Fungal α-amylase is widely used because it can be used not only as the liquefaction enzyme but also as the saccharifying enzyme. It is especially suitable for the production of high quality maltose in industry. However, only a few foreign biotechnology companies have internationally advanced production technology and products.

Therefore, fungal α-amylase has broad development and application prospects in the process of starch sugar production in China.

In the starch sugar industry, the composition of the fungal α-starch malt syrup to maltose accounts for 40%-60%, maltose triose accounts for about 10%-20%, the other composition is glucose, oligosaccharides , dextrins, etc., many excellent characteristics have gradually replaced β-amylase and become the key enzyme in the production of high-quality malt syrup.

In the process of industrial production, it is often used in combination with dedendrases such as β-amylase and pullulanase to produce ultra-high malt syrup with the maltose content is more than 70%.

03 Debranching enzyme

Debranching enzymes are the generic terms for enzymes that hydrolyze the alpha-1, 6-glucoside bond in glycogen and amylopectin.
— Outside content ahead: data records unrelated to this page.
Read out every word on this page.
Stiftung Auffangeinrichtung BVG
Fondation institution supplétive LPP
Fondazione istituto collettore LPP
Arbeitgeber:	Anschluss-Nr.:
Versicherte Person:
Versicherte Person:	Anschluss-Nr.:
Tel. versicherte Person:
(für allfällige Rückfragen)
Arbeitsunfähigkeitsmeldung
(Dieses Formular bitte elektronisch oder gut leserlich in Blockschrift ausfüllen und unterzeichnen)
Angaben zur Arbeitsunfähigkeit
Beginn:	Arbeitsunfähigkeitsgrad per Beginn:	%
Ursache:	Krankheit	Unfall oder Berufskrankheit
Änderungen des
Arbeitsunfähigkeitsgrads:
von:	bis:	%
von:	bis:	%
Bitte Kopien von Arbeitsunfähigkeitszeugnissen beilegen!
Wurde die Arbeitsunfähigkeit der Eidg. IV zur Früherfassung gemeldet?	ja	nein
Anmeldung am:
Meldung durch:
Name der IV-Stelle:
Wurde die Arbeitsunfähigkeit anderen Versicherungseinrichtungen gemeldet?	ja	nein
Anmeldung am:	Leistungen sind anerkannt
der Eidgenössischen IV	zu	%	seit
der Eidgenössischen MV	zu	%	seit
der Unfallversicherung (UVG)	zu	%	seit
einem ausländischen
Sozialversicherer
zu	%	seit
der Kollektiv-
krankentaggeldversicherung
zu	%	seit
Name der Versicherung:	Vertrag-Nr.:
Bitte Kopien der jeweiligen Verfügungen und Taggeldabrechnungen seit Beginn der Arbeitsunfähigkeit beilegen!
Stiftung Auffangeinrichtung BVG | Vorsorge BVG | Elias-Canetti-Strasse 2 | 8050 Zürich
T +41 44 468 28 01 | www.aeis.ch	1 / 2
There are two kinds of isoamylase and pullulanase (also known as ZPU). Pullulanase is widely used in the saccharification reaction as one kind of debranching enzymes. It can concerted reaction with the saccharifying enzyme to improve the yield and quality of starch sugar products such as maltose,etc. It can not only hydrolyze the side chain of amylopectin containing α-1, 6-glucoside bond into short straight chain dextrin, but also hydrolyze α-limiting dextrin andβ-limiting dextrin which are composed of small molecules of α-1, and 4-glucoside bond.

Moreover, in the production of high-purity glucose, it is combinedly used with saccharifying enzymes, rather than using alone, which can improve the yield and purity of glucose. Most of the branched chain amylase used in the  industry is obtained by fungi, bacteria, other microorganisms and so on. For example, the debranching enzyme produced by the acid keprulan bacillus has good stability such as acid resistance, heat resistance,etc.

Therefore, as an auxiliary enzyme, pullulanase has a wide range of application prospects in the sugar industry. Because pullulanase can also be used as an effective additive of detergent and detergent under alkaline conditions, it can enzymatic hydrolysis of biological proteins, etc., it is also used in the washing industry.